When Levin and Stabenow made their demands in the first months of George W. Bush's presidency, White House officials tried to consult and negotiate with them. It didn't work, and after a few months, talks reached a dead end.

"Although I understand [Levin's and Stabenow's] desire to have the president renominate two of President Clinton's candidates for the court of appeals...we believe it would be unfair to expect the president to do so," White House counsel Alberto Gonzales wrote to Sen. Patrick Leahy, then the chairman of the Judiciary Committee, in August 2001.

"To my knowledge," Gonzales continued, "before President Bush renominated Roger Gregory to the Fourth Circuit, no president had ever nominated to a court of appeals an individual previously nominated to the court of appeals by his predecessor from a different party. For any senator to insist that this extraordinary and historic act be repeated is simply not fair. Appointments to the federal courts of appeals are uniquely matters of presidential prerogative."

In his Friday letter to Hatch and Stabenow, Hatch recounted the White House's efforts to consult with the senators about the Michigan nominations. "While I have worked to ensure that all nominees are given their due consideration before the Senate, I have also defended senatorial power via the mechanism of the blue slip," Hatch wrote. "By tradition, blue slips ensure that each home-state senator is given a chance to express their opinion on nominations, the effect of which is to force the White House to perform adequate consultation. The factual record over the past 26 months amply demonstrates that the White House has in fact engaged in sufficient consultation with you....You have nevertheless returned uniformly negative recommendations."
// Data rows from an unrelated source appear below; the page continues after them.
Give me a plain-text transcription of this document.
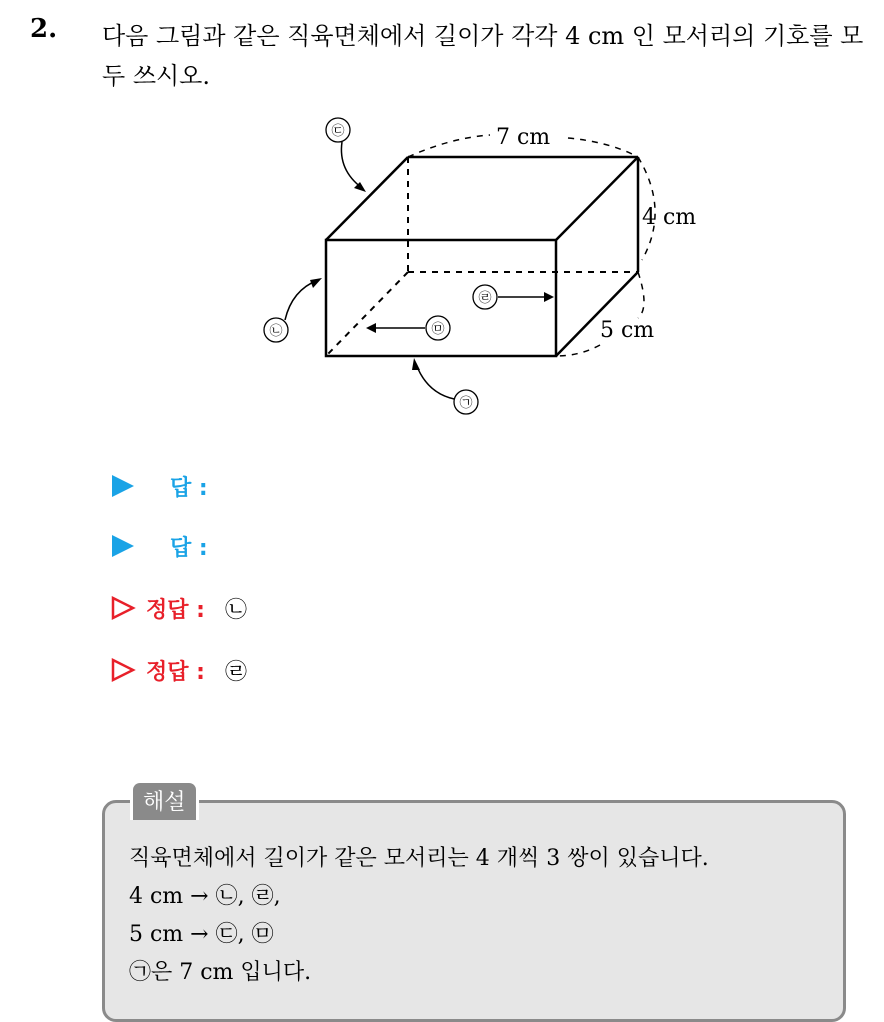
2. 다음 그림과 같은 직육면체에서 길이가 각각 4 cm 인 모서리의 기호를 모두 쓰시오.
㉢
㉡
㉠
㉣
㉤
7 cm
4 cm
5 cm
답 :
답 :
정답 : ㉡
정답 : ㉣
해설
직육면체에서 길이가 같은 모서리는 4 개씩 3 쌍이 있습니다.
4 cm → ㉡, ㉣,
5 cm → ㉢, ㉤
㉠은 7 cm 입니다.
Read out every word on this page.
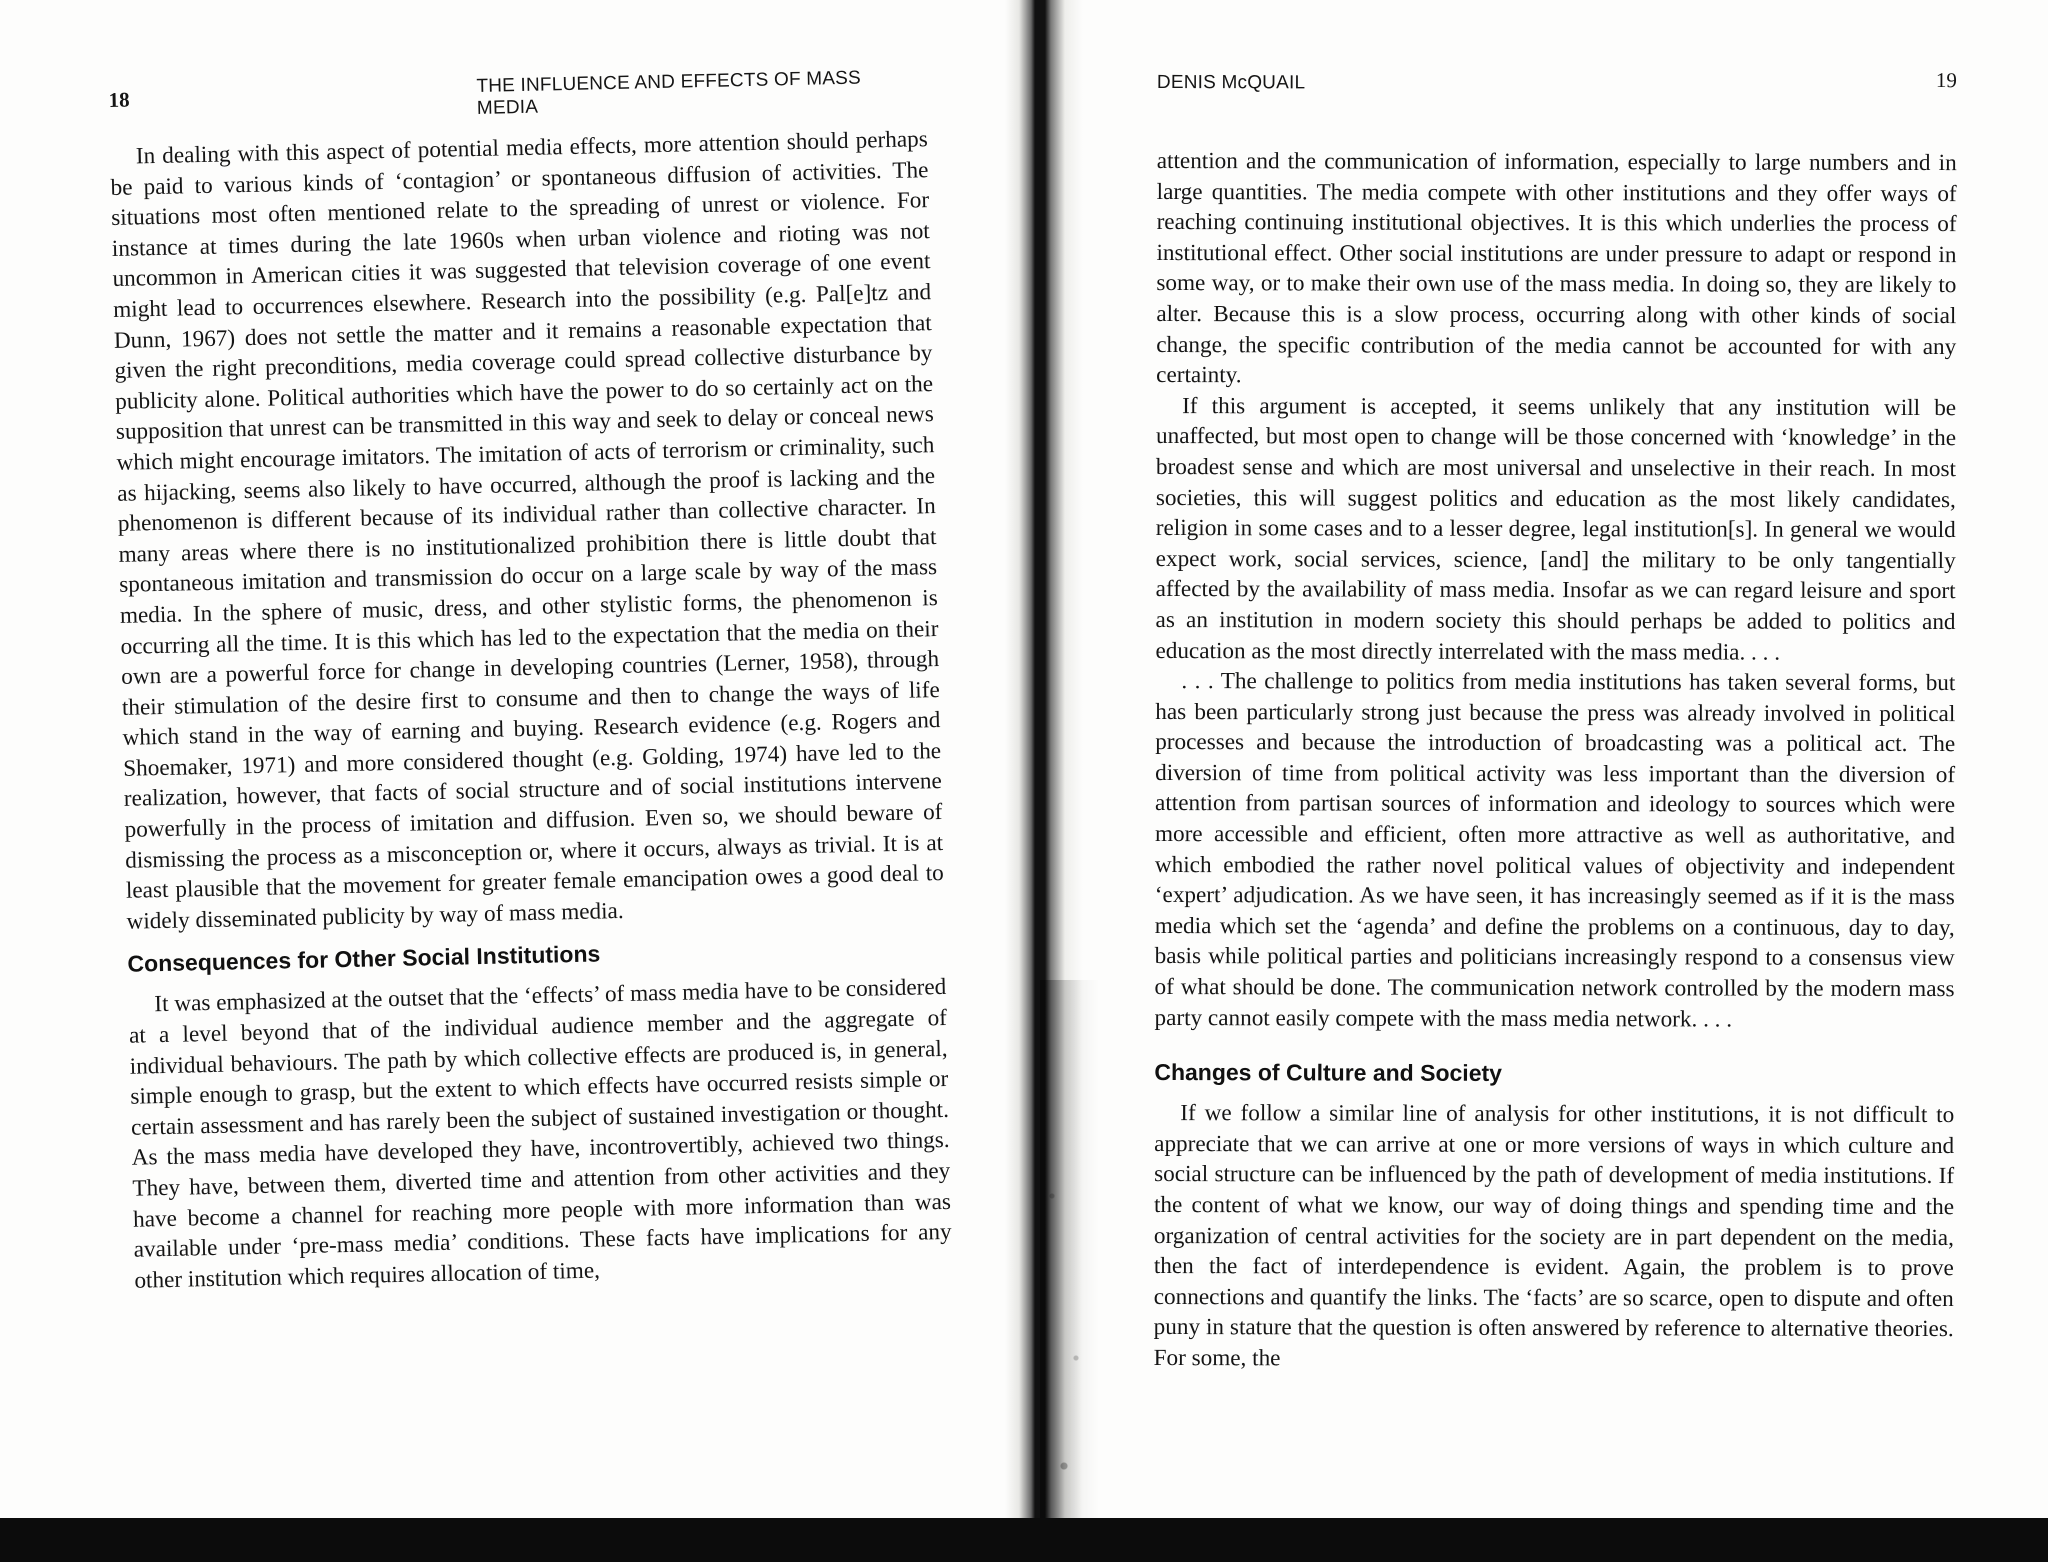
18
THE INFLUENCE AND EFFECTS OF MASS MEDIA

In dealing with this aspect of potential media effects, more attention should perhaps be paid to various kinds of ‘contagion’ or spontaneous diffusion of activities. The situations most often mentioned relate to the spreading of unrest or violence. For instance at times during the late 1960s when urban violence and rioting was not uncommon in American cities it was suggested that television coverage of one event might lead to occurrences elsewhere. Research into the possibility (e.g. Pal[e]tz and Dunn, 1967) does not settle the matter and it remains a reasonable expectation that given the right preconditions, media coverage could spread collective disturbance by publicity alone. Political authorities which have the power to do so certainly act on the supposition that unrest can be transmitted in this way and seek to delay or conceal news which might encourage imitators. The imitation of acts of terrorism or criminality, such as hijacking, seems also likely to have occurred, although the proof is lacking and the phenomenon is different because of its individual rather than collective character. In many areas where there is no institutionalized prohibition there is little doubt that spontaneous imitation and transmission do occur on a large scale by way of the mass media. In the sphere of music, dress, and other stylistic forms, the phenomenon is occurring all the time. It is this which has led to the expectation that the media on their own are a powerful force for change in developing countries (Lerner, 1958), through their stimulation of the desire first to consume and then to change the ways of life which stand in the way of earning and buying. Research evidence (e.g. Rogers and Shoemaker, 1971) and more considered thought (e.g. Golding, 1974) have led to the realization, however, that facts of social structure and of social institutions intervene powerfully in the process of imitation and diffusion. Even so, we should beware of dismissing the process as a misconception or, where it occurs, always as trivial. It is at least plausible that the movement for greater female emancipation owes a good deal to widely disseminated publicity by way of mass media.

Consequences for Other Social Institutions

It was emphasized at the outset that the ‘effects’ of mass media have to be considered at a level beyond that of the individual audience member and the aggregate of individual behaviours. The path by which collective effects are produced is, in general, simple enough to grasp, but the extent to which effects have occurred resists simple or certain assessment and has rarely been the subject of sustained investigation or thought. As the mass media have developed they have, incontrovertibly, achieved two things. They have, between them, diverted time and attention from other activities and they have become a channel for reaching more people with more information than was available under ‘pre-mass media’ conditions. These facts have implications for any other institution which requires allocation of time,

DENIS McQUAIL	19

attention and the communication of information, especially to large numbers and in large quantities. The media compete with other institutions and they offer ways of reaching continuing institutional objectives. It is this which underlies the process of institutional effect. Other social institutions are under pressure to adapt or respond in some way, or to make their own use of the mass media. In doing so, they are likely to alter. Because this is a slow process, occurring along with other kinds of social change, the specific contribution of the media cannot be accounted for with any certainty.

If this argument is accepted, it seems unlikely that any institution will be unaffected, but most open to change will be those concerned with ‘knowledge’ in the broadest sense and which are most universal and unselective in their reach. In most societies, this will suggest politics and education as the most likely candidates, religion in some cases and to a lesser degree, legal institution[s]. In general we would expect work, social services, science, [and] the military to be only tangentially affected by the availability of mass media. Insofar as we can regard leisure and sport as an institution in modern society this should perhaps be added to politics and education as the most directly interrelated with the mass media. . . .

. . . The challenge to politics from media institutions has taken several forms, but has been particularly strong just because the press was already involved in political processes and because the introduction of broadcasting was a political act. The diversion of time from political activity was less important than the diversion of attention from partisan sources of information and ideology to sources which were more accessible and efficient, often more attractive as well as authoritative, and which embodied the rather novel political values of objectivity and independent ‘expert’ adjudication. As we have seen, it has increasingly seemed as if it is the mass media which set the ‘agenda’ and define the problems on a continuous, day to day, basis while political parties and politicians increasingly respond to a consensus view of what should be done. The communication network controlled by the modern mass party cannot easily compete with the mass media network. . . .

Changes of Culture and Society

If we follow a similar line of analysis for other institutions, it is not difficult to appreciate that we can arrive at one or more versions of ways in which culture and social structure can be influenced by the path of development of media institutions. If the content of what we know, our way of doing things and spending time and the organization of central activities for the society are in part dependent on the media, then the fact of interdependence is evident. Again, the problem is to prove connections and quantify the links. The ‘facts’ are so scarce, open to dispute and often puny in stature that the question is often answered by reference to alternative theories. For some, the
"It's an important step," says one Republican of Hatch's action. "The Democrats have been intransigent."

In deciding to hold hearings for the nominees, Hatch said he gave serious consideration to a recent letter signed by nine Michigan members of the House of Representatives. Addressing Levin and Stabenow, the nine lawmakers asked that the senators drop their opposition to nominees from their home state.

"Keeping Michiganders off the bench is a disservice" to the state's citizens, the lawmakers wrote.